I used to be friends with someone. In fact, she was one of my best friends. Eventually I decided that she was not worth the effort it took to continue being her friend and I let the friendship lapse while I was in France. I was tired of listening to her complain about everything - how hard her life was, how she didn't have time for anything besides medical school, the fact that she never called. Basically, after several years of self punishment trying to be friends with someone who will always put herself first to the point of not caring about the problems of others, I realized that no friendship is worth that kind of treatment. This is someone who, while I was in the hospital getting chemotherapy when I was first diagnosed six years ago, complained to me about how hard it was for her to study for the MCATs and told me that I "had no idea what she was going through." She was right, I didn't I was far too busy fighting for my life to have time for anything as serious as the MCATs. This is someone who couldn't be bothered to call me during the next several months while I was getting treatment because she was too busy with school work. And even before I got sick, this is someone who made a big stink when I asked her to drive me to the pharmacy to pick up medication when I was so sick I could barely speak.
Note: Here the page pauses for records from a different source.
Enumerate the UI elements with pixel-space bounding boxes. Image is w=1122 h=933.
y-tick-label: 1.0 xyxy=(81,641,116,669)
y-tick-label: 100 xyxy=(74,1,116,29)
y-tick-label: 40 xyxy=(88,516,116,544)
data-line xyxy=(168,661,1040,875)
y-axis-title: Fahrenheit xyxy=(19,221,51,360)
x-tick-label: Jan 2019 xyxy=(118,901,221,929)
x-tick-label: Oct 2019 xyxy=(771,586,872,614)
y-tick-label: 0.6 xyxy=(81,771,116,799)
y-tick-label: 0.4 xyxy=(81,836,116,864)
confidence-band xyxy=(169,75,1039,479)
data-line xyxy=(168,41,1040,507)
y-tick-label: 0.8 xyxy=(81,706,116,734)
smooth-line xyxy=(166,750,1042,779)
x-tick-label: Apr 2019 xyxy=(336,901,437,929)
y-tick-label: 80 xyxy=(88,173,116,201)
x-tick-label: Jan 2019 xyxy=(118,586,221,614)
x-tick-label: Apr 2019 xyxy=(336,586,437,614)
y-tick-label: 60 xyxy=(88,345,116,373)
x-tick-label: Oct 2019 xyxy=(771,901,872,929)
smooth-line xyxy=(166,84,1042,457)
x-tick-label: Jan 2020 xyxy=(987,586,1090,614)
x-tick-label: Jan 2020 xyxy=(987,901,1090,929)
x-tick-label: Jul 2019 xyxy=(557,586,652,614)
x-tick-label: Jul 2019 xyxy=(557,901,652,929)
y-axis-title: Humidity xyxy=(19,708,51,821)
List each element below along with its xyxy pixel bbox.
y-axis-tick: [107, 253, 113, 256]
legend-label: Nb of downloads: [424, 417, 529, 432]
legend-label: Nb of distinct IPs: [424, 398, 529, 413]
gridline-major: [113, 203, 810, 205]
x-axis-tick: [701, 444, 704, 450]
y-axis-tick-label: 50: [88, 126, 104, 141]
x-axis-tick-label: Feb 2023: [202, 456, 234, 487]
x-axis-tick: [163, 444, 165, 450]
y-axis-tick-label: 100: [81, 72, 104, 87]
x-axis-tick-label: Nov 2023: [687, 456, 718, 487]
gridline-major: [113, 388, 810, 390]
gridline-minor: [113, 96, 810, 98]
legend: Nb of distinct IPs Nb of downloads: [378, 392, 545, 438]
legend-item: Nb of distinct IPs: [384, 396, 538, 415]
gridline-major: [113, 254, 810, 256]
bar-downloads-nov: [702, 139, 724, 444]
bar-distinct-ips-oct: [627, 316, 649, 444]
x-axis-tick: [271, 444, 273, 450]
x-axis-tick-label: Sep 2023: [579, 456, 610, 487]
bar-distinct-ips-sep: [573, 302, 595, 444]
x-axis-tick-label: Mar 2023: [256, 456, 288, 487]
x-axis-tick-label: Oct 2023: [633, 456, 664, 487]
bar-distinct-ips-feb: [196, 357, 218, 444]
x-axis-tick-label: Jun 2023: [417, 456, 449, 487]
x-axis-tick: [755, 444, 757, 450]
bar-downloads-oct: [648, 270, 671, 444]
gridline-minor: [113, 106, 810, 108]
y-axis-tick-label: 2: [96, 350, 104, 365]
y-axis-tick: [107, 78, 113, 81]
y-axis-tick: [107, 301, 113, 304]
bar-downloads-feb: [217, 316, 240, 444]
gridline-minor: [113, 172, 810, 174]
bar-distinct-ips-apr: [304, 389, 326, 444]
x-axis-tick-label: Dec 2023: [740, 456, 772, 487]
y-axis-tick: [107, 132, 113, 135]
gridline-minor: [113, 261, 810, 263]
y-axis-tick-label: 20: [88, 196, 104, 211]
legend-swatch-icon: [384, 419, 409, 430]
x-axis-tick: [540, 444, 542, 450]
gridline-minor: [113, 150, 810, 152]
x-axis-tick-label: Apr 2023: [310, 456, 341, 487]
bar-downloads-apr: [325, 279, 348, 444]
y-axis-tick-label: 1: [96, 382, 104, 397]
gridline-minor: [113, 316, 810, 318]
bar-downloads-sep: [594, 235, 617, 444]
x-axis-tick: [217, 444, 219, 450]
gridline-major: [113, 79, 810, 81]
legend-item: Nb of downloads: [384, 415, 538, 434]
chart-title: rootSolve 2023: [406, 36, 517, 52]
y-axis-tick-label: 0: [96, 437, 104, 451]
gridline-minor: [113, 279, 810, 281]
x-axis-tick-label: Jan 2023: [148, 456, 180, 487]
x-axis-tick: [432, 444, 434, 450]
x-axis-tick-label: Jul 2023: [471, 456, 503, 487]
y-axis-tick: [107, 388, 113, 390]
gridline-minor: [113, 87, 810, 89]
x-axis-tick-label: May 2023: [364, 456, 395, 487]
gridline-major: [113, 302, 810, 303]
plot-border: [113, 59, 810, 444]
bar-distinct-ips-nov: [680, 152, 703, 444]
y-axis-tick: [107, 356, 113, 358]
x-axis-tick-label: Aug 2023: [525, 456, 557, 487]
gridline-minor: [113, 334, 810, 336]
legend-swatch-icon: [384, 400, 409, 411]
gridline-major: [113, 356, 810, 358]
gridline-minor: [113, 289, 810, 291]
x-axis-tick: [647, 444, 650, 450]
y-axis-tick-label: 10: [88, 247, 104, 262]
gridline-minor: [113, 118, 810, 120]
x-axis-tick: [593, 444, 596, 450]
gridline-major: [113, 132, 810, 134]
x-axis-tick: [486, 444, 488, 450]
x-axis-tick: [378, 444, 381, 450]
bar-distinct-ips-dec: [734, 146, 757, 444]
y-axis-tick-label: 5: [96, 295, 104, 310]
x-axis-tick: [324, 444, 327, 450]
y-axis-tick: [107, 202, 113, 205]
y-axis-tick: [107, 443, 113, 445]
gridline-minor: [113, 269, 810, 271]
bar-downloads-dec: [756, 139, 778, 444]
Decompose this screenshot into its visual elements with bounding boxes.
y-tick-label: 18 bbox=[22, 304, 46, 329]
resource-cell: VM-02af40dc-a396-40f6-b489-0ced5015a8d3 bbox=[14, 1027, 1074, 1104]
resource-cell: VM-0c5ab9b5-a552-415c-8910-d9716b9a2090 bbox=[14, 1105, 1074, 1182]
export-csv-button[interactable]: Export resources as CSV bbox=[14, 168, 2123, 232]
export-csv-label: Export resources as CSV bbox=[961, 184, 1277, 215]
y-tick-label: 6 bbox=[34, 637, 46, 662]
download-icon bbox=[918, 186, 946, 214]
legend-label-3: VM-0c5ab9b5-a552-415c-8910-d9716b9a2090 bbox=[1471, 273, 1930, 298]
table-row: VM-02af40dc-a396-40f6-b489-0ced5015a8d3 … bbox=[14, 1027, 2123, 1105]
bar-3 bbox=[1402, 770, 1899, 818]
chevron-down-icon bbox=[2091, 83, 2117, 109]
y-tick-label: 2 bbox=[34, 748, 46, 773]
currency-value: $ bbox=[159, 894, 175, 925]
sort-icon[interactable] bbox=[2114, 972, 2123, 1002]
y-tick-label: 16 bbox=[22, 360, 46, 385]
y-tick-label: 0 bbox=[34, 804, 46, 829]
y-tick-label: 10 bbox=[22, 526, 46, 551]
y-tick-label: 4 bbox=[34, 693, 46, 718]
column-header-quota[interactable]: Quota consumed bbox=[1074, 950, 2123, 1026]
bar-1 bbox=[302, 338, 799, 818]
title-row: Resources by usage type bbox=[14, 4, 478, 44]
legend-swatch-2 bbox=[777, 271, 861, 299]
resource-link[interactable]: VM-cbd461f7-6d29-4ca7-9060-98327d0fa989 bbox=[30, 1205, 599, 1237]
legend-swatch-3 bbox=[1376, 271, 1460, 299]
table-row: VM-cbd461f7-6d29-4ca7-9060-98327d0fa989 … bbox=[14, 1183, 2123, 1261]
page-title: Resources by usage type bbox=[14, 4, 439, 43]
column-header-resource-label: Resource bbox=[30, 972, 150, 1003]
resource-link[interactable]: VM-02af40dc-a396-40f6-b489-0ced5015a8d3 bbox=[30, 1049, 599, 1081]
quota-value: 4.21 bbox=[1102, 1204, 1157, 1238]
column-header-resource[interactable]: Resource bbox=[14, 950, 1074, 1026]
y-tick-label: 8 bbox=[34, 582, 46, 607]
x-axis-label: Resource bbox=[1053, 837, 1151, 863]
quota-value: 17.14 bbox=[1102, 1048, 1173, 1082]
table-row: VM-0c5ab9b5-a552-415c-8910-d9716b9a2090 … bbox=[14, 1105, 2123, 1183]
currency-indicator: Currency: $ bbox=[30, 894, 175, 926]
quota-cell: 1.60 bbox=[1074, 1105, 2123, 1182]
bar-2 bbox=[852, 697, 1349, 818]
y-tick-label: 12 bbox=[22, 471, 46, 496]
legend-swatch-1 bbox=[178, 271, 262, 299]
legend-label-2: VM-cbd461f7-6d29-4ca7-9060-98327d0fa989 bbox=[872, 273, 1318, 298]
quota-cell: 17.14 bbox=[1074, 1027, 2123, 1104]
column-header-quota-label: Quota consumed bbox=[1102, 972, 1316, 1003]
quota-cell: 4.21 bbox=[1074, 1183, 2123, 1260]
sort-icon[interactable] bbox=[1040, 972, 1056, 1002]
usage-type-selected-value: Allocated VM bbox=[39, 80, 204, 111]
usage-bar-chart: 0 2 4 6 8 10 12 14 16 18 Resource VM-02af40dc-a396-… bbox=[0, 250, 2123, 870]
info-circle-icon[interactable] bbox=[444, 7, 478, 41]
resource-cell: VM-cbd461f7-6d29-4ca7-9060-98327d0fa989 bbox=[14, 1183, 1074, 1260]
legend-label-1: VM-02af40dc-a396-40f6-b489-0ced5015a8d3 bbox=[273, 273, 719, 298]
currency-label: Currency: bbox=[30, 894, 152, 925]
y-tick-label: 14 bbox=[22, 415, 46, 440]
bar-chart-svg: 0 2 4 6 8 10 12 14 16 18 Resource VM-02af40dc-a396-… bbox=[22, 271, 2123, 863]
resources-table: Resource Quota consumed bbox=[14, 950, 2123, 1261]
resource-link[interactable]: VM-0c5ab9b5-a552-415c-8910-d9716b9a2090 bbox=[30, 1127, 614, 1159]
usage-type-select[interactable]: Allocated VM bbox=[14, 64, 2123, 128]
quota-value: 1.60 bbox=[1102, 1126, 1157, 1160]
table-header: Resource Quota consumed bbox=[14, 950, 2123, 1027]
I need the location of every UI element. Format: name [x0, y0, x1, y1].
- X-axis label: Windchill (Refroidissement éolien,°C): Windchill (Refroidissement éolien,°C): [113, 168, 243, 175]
I don't know how I put up with her for so long. When I look back on our friendship it's a series of hurtful events that made me feel bad about myself. I guess I'm just a glutton for punishment. That and the fact that cutting her out of my friend group at that point would have created serious drama. Or maybe I was constantly searching for her approval, for her to break down and do something that proved she was a good friend. I honestly don't know.
Fast forward to this past spring, when a couple of friends came to visit me. They had just seen this other girl and told her that I was sick again. Her response? She already knew. She already knew, yet she had said nothing to me. No phone call, no note, no message passed through these other friends. Nothing. No acknowledgment that we had ever been friends or that she had any kind of emotion regarding my situation. Remember, this is someone who wants to be a doctor. Can you imagine having a doctor who is either so emotionally constipated or so socially awkward that they can't pass along a message of "hope you get well soon?" !?!?!?!
I really wish this didn't bother me, and that I wasn't still thinking about it and nursing these angry feelings. It makes me angry, and it also really hurts. Even though I don't want to be her friend anymore and haven't for years, it still hurts that she couldn't bring herself to say something to me. Her inability to say anything makes me wonder if she ever cared about me at all. She certainly didn't show it when we actually were friends, I wish I weren't hanging onto these feelings. It's bad for the spirit. I can't help the way I feel, but I really wish I were over it already.
The more I think about it, the more I think back on her behavior over the years, I think she's one of those people who just can't deal with cancer. She probably can't deal with mortality and illness. That, and she's completely self involved. And yet she's a doctor.
A lot of cancer patients lose friends when they get sick because they just can't handle it. The cancer makes them uncomfortable and scared because they have to confront their own mortality. I am very lucky to have wonderful friends who have stuck by me through the ins and outs of this disease over the years. I should try to concentrate on them, rather than on people I didn't even want to be friends with who ignored me when I got sick again.